A simpler and more robust pandemic identification and mitigation application
Disclaimer: Due to non-disclosure agreements, some details have been intentionally modified or omitted from this project.
Before the Enterprise Health Portal (EHP) was created, the client provided its customers with a convoluted matrix of Excel documents with technical medical references, including upwards of 500 supporting medical documents. The product frequently caused user confusion when it was needed most - during emergencies.
I lead the design for the EHP - a completely new enterprise application that allows users to:
I worked with the client to gather usage statistics about how the product was being used. The information provided showed that customers were confused and quickly overwhelmed using the product. As a result, many valuable product features were being overlooked as a result.
One of the crucial decisions in the application was deciding how different users saw information. For example, a junior-level employee needed certain information to support the team, but the director at corporate headquarters may need some, if not all, of the same views and more. Determining the best pattern to show this information to each user type proved to be challenging. In this picture, I am working with my Project Manager to understand the constraints of the technology and teaching her the flow to access default and custom templates.
After various sketching and whiteboard sessions I started building the clickable wireframes in Axure 7. I was lucky to have a client who was eager to see the product launch at its potential, so we often held design sessions over GoToMeeting, allowing for rapid iterative designs and discussions around key user flows, features, and constraints and cost-benefit trade-offs during these meetings. Please see below for an early clickable prototype of the dashboard functionality:
The dashboard, interactive map and other features allow the user to quickly solve the issue their company faces. Click below to see an early clickable prototype. Note: Prototype is not enabled for mobile screens.See Prototype
Above is a earlier version of the Dashboard in high fidelity form. Notice the map coloration? Later the map colors were changed to give more contrast and greater differentiation both between each country and where diseases were spreading.

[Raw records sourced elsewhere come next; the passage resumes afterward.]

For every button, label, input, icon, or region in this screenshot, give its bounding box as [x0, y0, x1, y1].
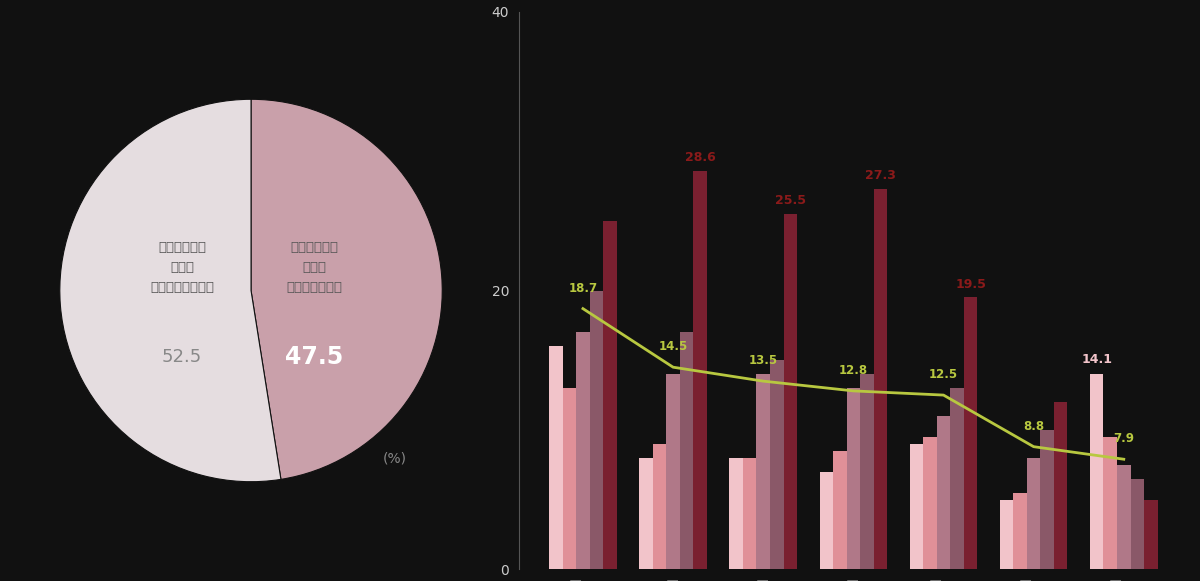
Bar — [1040, 430, 1054, 569]
Bar — [833, 451, 847, 569]
Bar — [1027, 458, 1040, 569]
Bar — [1144, 500, 1158, 569]
Text: 13.5: 13.5 — [749, 354, 778, 367]
Text: 47.5: 47.5 — [286, 346, 343, 370]
Text: 28.6: 28.6 — [685, 150, 715, 164]
Bar — [923, 437, 937, 569]
Bar — [937, 416, 950, 569]
Bar — [1000, 500, 1013, 569]
Bar — [910, 444, 923, 569]
Text: 27.3: 27.3 — [865, 168, 896, 182]
Bar — [1104, 437, 1117, 569]
Bar — [694, 171, 707, 569]
Bar — [680, 332, 694, 569]
Text: 18.7: 18.7 — [569, 282, 598, 295]
Bar — [1054, 402, 1068, 569]
Bar — [860, 374, 874, 569]
Text: 14.1: 14.1 — [1081, 353, 1112, 366]
Text: 12.5: 12.5 — [929, 368, 958, 381]
Wedge shape — [251, 99, 443, 479]
Bar — [874, 189, 887, 569]
Bar — [1117, 465, 1130, 569]
Bar — [1130, 479, 1144, 569]
Text: (%): (%) — [383, 452, 407, 466]
Text: 19.5: 19.5 — [955, 278, 986, 290]
Bar — [770, 360, 784, 569]
Bar — [730, 458, 743, 569]
Bar — [820, 472, 833, 569]
Bar — [964, 297, 977, 569]
Bar — [576, 332, 589, 569]
Text: 普段の生活に
お花を
取り入れている: 普段の生活に お花を 取り入れている — [286, 241, 342, 294]
Bar — [743, 458, 756, 569]
Bar — [550, 346, 563, 569]
Bar — [653, 444, 666, 569]
Text: 7.9: 7.9 — [1114, 432, 1134, 445]
Bar — [950, 388, 964, 569]
Text: 52.5: 52.5 — [162, 349, 203, 367]
Bar — [589, 290, 604, 569]
Bar — [756, 374, 770, 569]
Bar — [1013, 493, 1027, 569]
Bar — [1090, 374, 1104, 569]
Text: 普段の生活に
お花を
取り入れていない: 普段の生活に お花を 取り入れていない — [150, 241, 214, 294]
Bar — [666, 374, 680, 569]
Bar — [784, 214, 797, 569]
Bar — [847, 388, 860, 569]
Text: 14.5: 14.5 — [659, 340, 688, 353]
Bar — [640, 458, 653, 569]
Text: 25.5: 25.5 — [775, 194, 805, 207]
Text: 8.8: 8.8 — [1024, 419, 1044, 433]
Bar — [563, 388, 576, 569]
Wedge shape — [60, 99, 281, 482]
Bar — [604, 221, 617, 569]
Text: 12.8: 12.8 — [839, 364, 868, 377]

A key screen users engage with is the "Plans in Action" section of the application. Here, high-level users can assign other staff to tasks, set the status of tasks, change the severity of the plan to be used that day, view/edit documents pertaining to tasks, and close a plan at any time.
Above is a high fidelity version of the “Plans in Action” screen. Notice task: "Has staff received education material and training?"? The status is in an active state, showing the user the status options. This feature is set for .3 second ease in/out on click interaction. The overlay slide out (over owner) saved valuable space and was considerably faster than a text overlay or lightbox configuration.
Feedback: Throughout the process I recieved frequent feedback from the client's project manager and even our sales team as we worked to validate the proposed design as being an effective solution. This strategy proved to be effective at gaining buy-in from stakeholders - in my company and the client's.
Visual design: I worked closely with the Visual Designer to refine the navigation and color palette. This was a fun challenge as one of the product requirements was allow the customer to style the application to their own brand's colors. Thus, the default palette had to be generic enough to work with many different customers.
Interaction Specification for Development: I created interaction design specifications that were deliverables for engineering. This document notes and red lines all micro-interactions within the application and helped ensure accuracy of the design and speed up development time.
User testing: I conducted user testing with head staff of Citibank and Apple who oversee their company’s offices and staff vulnerabilities around the globe. The test results were positive with an 85% success rate on the primary tasks. Development was pleased with the recommended changes — only a few different Call To Action placements were required.
The test participants found the EHP to be well organized, very useful and easy to use. The usability score of 85% is well above the average score of 50% when a user first uses a new site/application. The client's launch customers have had positive response to the product and there is potential for the dashboard map to be used by the World Health Orginization. The application should stand strong while being able to properly integrate other product lines International SOS offers the EHP in the future. The newly designed EHP application will support and even enhance the workflow of the other application features.